In what he calls another "cynical delaying tactic" Tiger Brands then said they couldn’t rely on the journal article, they needed to see the underlying evidence. They needed the "raw data" of the whole-genome sequencing the NICD had done, to check that the results were correct.

"They wanted us to give them the files of the DNA sequence for each one of 390 isolates so they could read them themselves to check that the results published in the New England Journal of Medicine were correct."

Spoor engaged with the NICD to provide him with that underlying data, but they didn’t have time because they were busy with the Covid outbreak. Earlier this year they finally did.

"We said to Tiger Brands, ‘Now you’ve got what you said you wanted. Read it yourself and confirm it’s the same bug that was found in your factory.’

"Now Tiger Brands is saying they’ve referred it to their experts who are reviewing it "but have yet to conclude their work". Spoor is not holding his breath.

"You’d imagine these experts would already be familiar with the New England Journal of Medicine article, which spells it all out. They don’t need anything more at all."

He says the role of insurers in all this is "certainly a factor" and needs to be looked at.

"It’s in their interests to pay up as late as possible. They have the asset, it’s invested and is growing while the damages claims are not growing. There is the prospect that the plaintiff will run out of money, that the claimants will get despondent and settle cheaply."

The insurer, Santam, owns the claim and could walk away from it if Tiger Brands admitted responsibility.

This is no excuse, however. A large company like Tiger is likely to have leverage over its insurers, Spoor says.

"But there is nothing on Tiger’s side about remorse, regret, desire to make good. Nothing in anything they’ve ever said that shows even an awareness of some kind of responsibility on their side."

He’s asked for interim relief for his more than 1,000 mostly poor clients who are still suffering severe health repercussions from eating the infected polony, but they’ve received "nothing whatsoever" for medical costs.

He says corporations can only play the insurance card to evade accountability if the only people holding them accountable are civil lawyers pursuing civil action.

"Where are the police? It’s not our responsibility to hold Tiger Brands accountable, it’s the state’s responsibility.
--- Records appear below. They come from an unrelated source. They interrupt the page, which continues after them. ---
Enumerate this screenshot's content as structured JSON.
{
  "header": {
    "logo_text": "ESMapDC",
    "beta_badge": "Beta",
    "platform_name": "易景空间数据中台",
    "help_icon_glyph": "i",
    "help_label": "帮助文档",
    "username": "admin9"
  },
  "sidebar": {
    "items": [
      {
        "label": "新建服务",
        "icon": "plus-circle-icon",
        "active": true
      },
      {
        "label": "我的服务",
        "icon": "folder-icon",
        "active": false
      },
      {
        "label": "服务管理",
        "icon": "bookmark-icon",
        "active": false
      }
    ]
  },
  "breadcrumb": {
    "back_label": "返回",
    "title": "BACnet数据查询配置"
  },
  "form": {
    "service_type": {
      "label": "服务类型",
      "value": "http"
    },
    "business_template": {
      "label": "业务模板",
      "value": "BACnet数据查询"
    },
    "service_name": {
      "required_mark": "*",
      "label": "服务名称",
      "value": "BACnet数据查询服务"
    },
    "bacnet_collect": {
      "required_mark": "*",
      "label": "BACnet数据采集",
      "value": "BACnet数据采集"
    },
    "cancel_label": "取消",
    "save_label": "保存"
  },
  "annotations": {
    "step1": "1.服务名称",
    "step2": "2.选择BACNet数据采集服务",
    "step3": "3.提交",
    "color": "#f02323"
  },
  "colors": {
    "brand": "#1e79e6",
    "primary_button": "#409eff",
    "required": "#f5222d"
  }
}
This is a public health disaster, a catastrophe caused by the reckless conduct of a giant corporation."

Accountability means being held accountable by the criminal justice system, he says.

"You can’t just kill 218 people, and cripple and maim others recklessly and irresponsibly, and walk away."

The NICD investigation found there was negligible supervision and no testing.

"At a minimum the negligent killing of a person is culpable homicide, it’s a crime. Where are the inquests, where’s the National Prosecuting Authority?"

Once Tiger Brands pleads guilty to 218 counts of culpable homicide in a criminal court then the whole question of insurance is irrelevant, he says.

"Because now your liability has been established beyond any reasonable doubt. The hold of the insurers is gone."